O geneticista Thomaz Gollop participou das audiências públicas no STF em que se debateu a interrupção da gestação em casos de anencefalia. Médico com quatro décadas de experiência, ele falou à ISTOÉ:

ISTOÉ – O diagnóstico da anencefalia, por meio de ultrassom, é seguro?
Thomaz Gollop – É 100% seguro. Pelo menos 10 mil brasileiras conseguiram autorização judicial para interromper a gestação de fetos anencéfalos. A primeira autorização foi dada em 1989. Mas se o STF aprovar a interrupção da gravidez nesses casos, a mulher que optar por isso não terá mais de recorrer aos tribunais e sua decisão não será revestida de culpa, pois ela não estará fazendo nada ilegal. Obrigar uma mulher a manter uma gravidez de um feto inviável é submetê-la à tortura.

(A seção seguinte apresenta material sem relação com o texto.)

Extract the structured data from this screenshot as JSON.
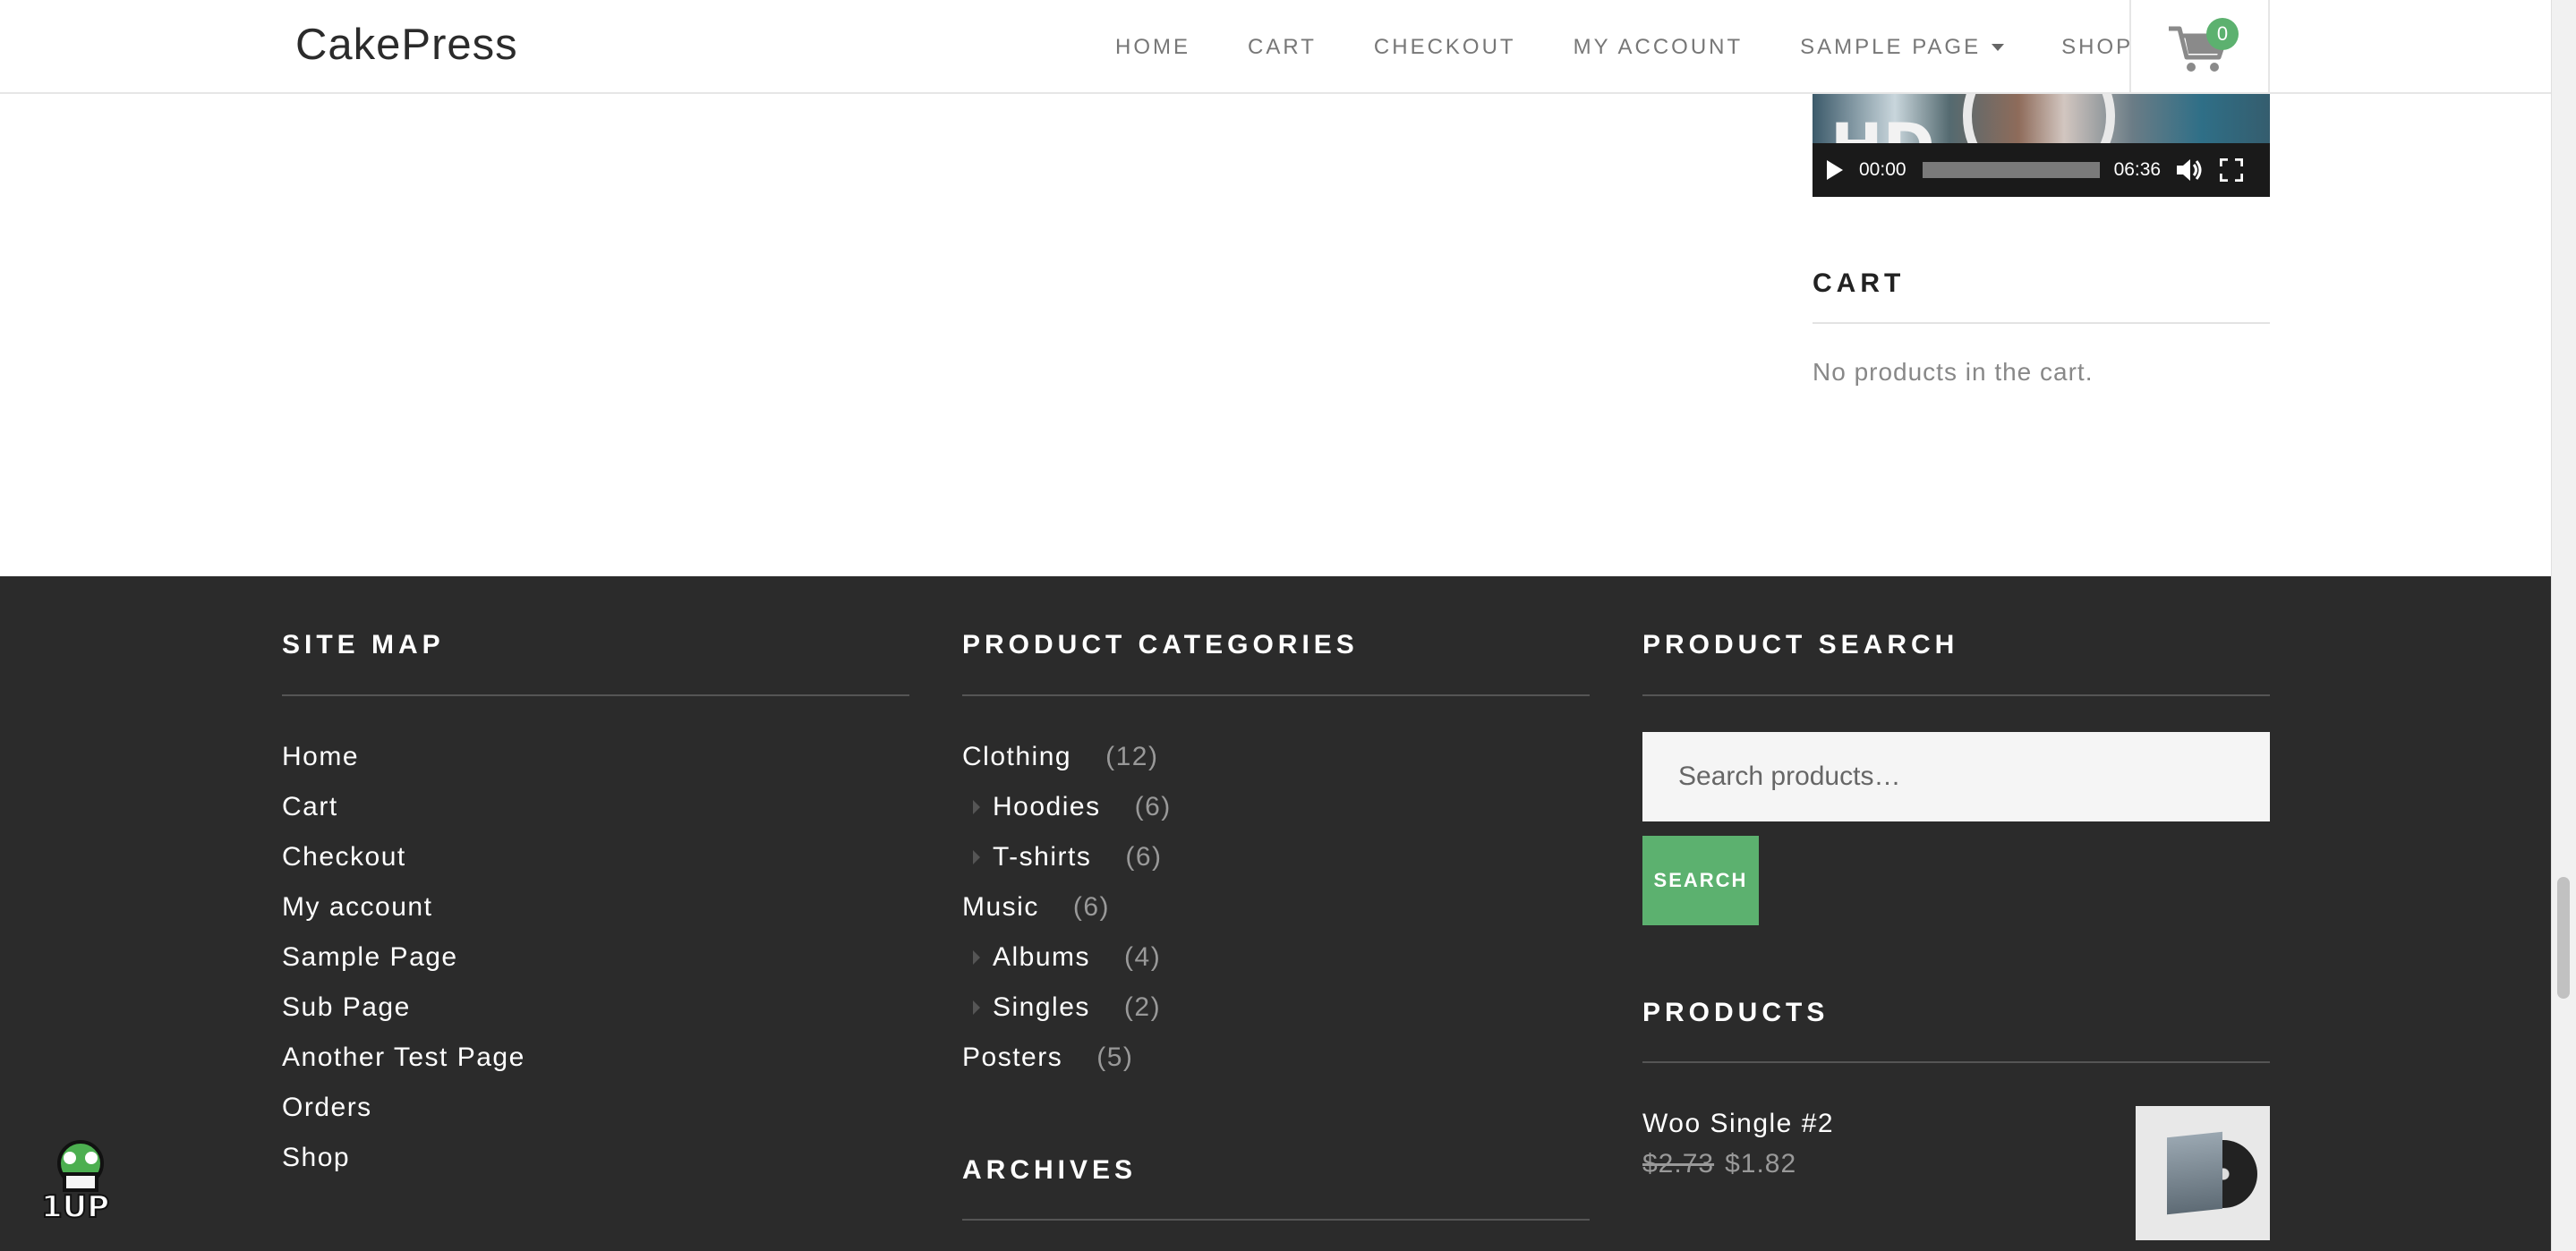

ISTOÉ – Como outros países tratam a questão da anencefalia?
Gollop – O aborto é livre em quase todos os países desenvolvidos. A discussão sobre a interrupção da gestação de fetos anencefálicos, em separado, é uma originalidade brasileira porque aqui esse debate é muito complicado por causa de questões religiosas.

ISTOÉ – A falta de atividade cerebral de um anencéfalo pode ser comparada à morte encefálica de um adulto?
Gollop – Pode sim. Desde os anos 60, a doação de órgãos de indivíduos com morte cerebral é permitida. Quem não tem cérebro, como é o caso do anencéfalo, é um natimorto. Estamos, portanto, discutindo novamente a morte. E não a vida. É por isso que costumamos falar em antecipação do parto, e não em aborto.